How Scoring Decisions Can Bias Your Study’s Results: A Trip Through the IRT Looking Glass

Feb 21, 2022 10:30 AM to 11:45 AM

This free event is brought to you by EdPolicy Works of UVA's School of Education & Human Development and open to the public.

Jim Soland
Jim Soland
Assistant Professor of Education
University of Virginia


Jim Soland is an Assistant Professor of Quantitative Methods at the University of Virginia and an Affiliated Research Fellow at NWEA, an assessment nonprofit.  His research is situated at the intersection of educational and psychological measurement, practice, and policy.  Particular areas of emphasis include understanding how measurement decisions impact estimates of treatment effects and psychological/social-emotional growth, as well as detecting and quantifying test/survey disengagement.  His work has been featured by the Collaborative for Academic, Social, and Emotional Learning (CASEL), the Brookings Institute, and the New York Times.  Prior to joining NWEA, Jim completed a doctorate in Educational Psychology at Stanford University with a concentration in measurement.  Jim has also served as a classroom teacher, a policy analyst at the RAND Corporation, and Senior Fiscal Analyst at the Legislative Analyst’s Office (LAO), a nonpartisan organization that provides policy analysis to support the California Legislature and general public.

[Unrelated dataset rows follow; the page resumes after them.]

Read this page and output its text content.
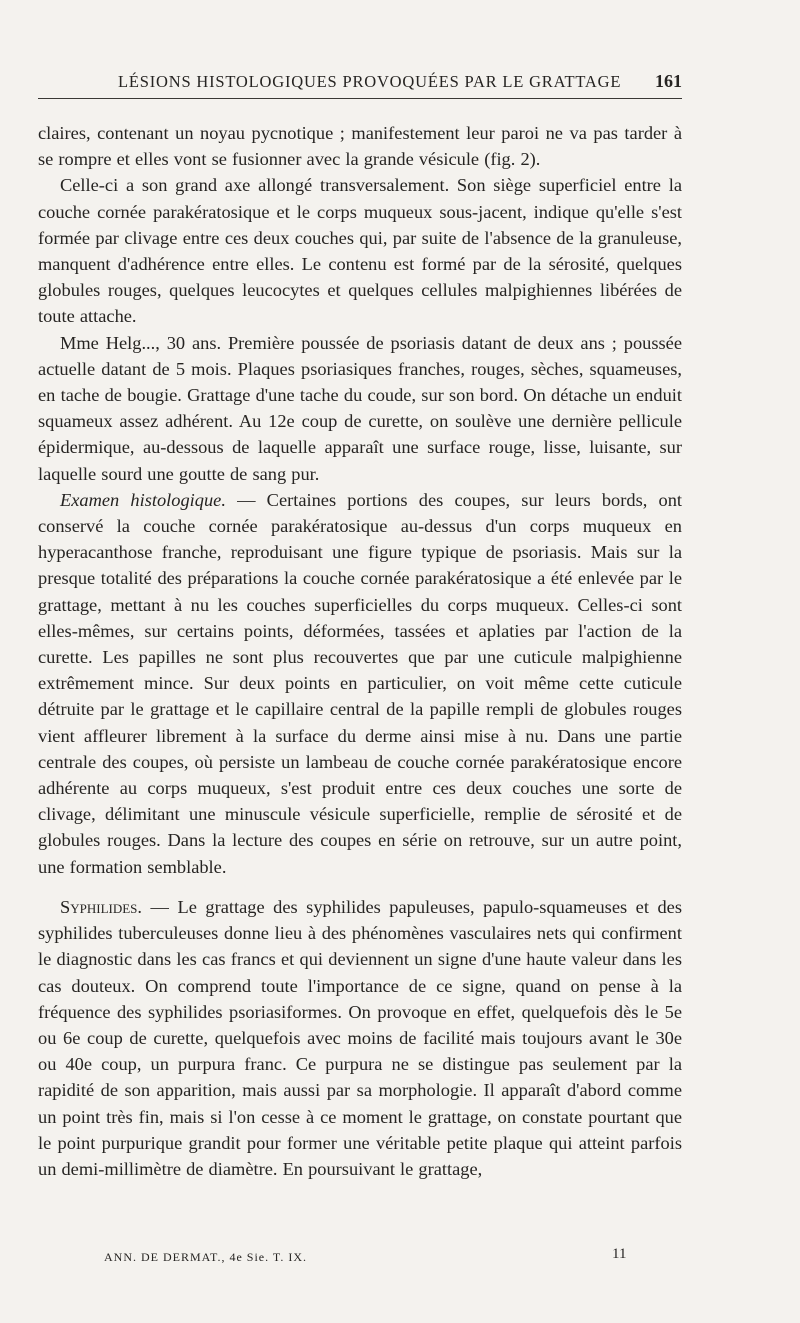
LÉSIONS HISTOLOGIQUES PROVOQUÉES PAR LE GRATTAGE 161

claires, contenant un noyau pycnotique ; manifestement leur paroi ne va pas tarder à se rompre et elles vont se fusionner avec la grande vésicule (fig. 2).

Celle-ci a son grand axe allongé transversalement. Son siège superficiel entre la couche cornée parakératosique et le corps muqueux sous-jacent, indique qu'elle s'est formée par clivage entre ces deux couches qui, par suite de l'absence de la granuleuse, manquent d'adhérence entre elles. Le contenu est formé par de la sérosité, quelques globules rouges, quelques leucocytes et quelques cellules malpighiennes libérées de toute attache.

Mme Helg..., 30 ans. Première poussée de psoriasis datant de deux ans ; poussée actuelle datant de 5 mois. Plaques psoriasiques franches, rouges, sèches, squameuses, en tache de bougie. Grattage d'une tache du coude, sur son bord. On détache un enduit squameux assez adhérent. Au 12e coup de curette, on soulève une dernière pellicule épidermique, au-dessous de laquelle apparaît une surface rouge, lisse, luisante, sur laquelle sourd une goutte de sang pur.

Examen histologique. — Certaines portions des coupes, sur leurs bords, ont conservé la couche cornée parakératosique au-dessus d'un corps muqueux en hyperacanthose franche, reproduisant une figure typique de psoriasis. Mais sur la presque totalité des préparations la couche cornée parakératosique a été enlevée par le grattage, mettant à nu les couches superficielles du corps muqueux. Celles-ci sont elles-mêmes, sur certains points, déformées, tassées et aplaties par l'action de la curette. Les papilles ne sont plus recouvertes que par une cuticule malpighienne extrêmement mince. Sur deux points en particulier, on voit même cette cuticule détruite par le grattage et le capillaire central de la papille rempli de globules rouges vient affleurer librement à la surface du derme ainsi mise à nu. Dans une partie centrale des coupes, où persiste un lambeau de couche cornée parakératosique encore adhérente au corps muqueux, s'est produit entre ces deux couches une sorte de clivage, délimitant une minuscule vésicule superficielle, remplie de sérosité et de globules rouges. Dans la lecture des coupes en série on retrouve, sur un autre point, une formation semblable.

Syphilides. — Le grattage des syphilides papuleuses, papulo-squameuses et des syphilides tuberculeuses donne lieu à des phénomènes vasculaires nets qui confirment le diagnostic dans les cas francs et qui deviennent un signe d'une haute valeur dans les cas douteux. On comprend toute l'importance de ce signe, quand on pense à la fréquence des syphilides psoriasiformes. On provoque en effet, quelquefois dès le 5e ou 6e coup de curette, quelquefois avec moins de facilité mais toujours avant le 30e ou 40e coup, un purpura franc. Ce purpura ne se distingue pas seulement par la rapidité de son apparition, mais aussi par sa morphologie. Il apparaît d'abord comme un point très fin, mais si l'on cesse à ce moment le grattage, on constate pourtant que le point purpurique grandit pour former une véritable petite plaque qui atteint parfois un demi-millimètre de diamètre. En poursuivant le grattage,

ANN. DE DERMAT., 4e Sie. T. IX.	11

Though much effort is often put into designing educational studies, the measurement model and scoring approach employed are often an afterthought, especially when short survey scales are used (Flake & Fried, 2020).  One possible reason that measurement gets downplayed is that there is generally little understanding of how calibration/scoring approaches could impact common estimates of interest, including treatment effect estimates, beyond random noise due to measurement error. Another possible reason is that the process of scoring is complicated, involving selecting a suitable measurement model, calibrating its parameters, then deciding how to generate a score, all steps that occur before the score is even used to examine the desired phenomenon. In this study, we provide three motivating examples where surveys are used to understand individuals’ underlying social emotional constructs to demonstrate the potential consequences of measurement/scoring decisions. These examples also mean we can walk through the different measurement decision stages and, hopefully, begin to demystify them. As we show in our analyses, the decisions researchers make about how to calibrate and score the survey used has consequences that are often overlooked, with likely implications both for conclusions drawn from individual psychological studies and replications of studies.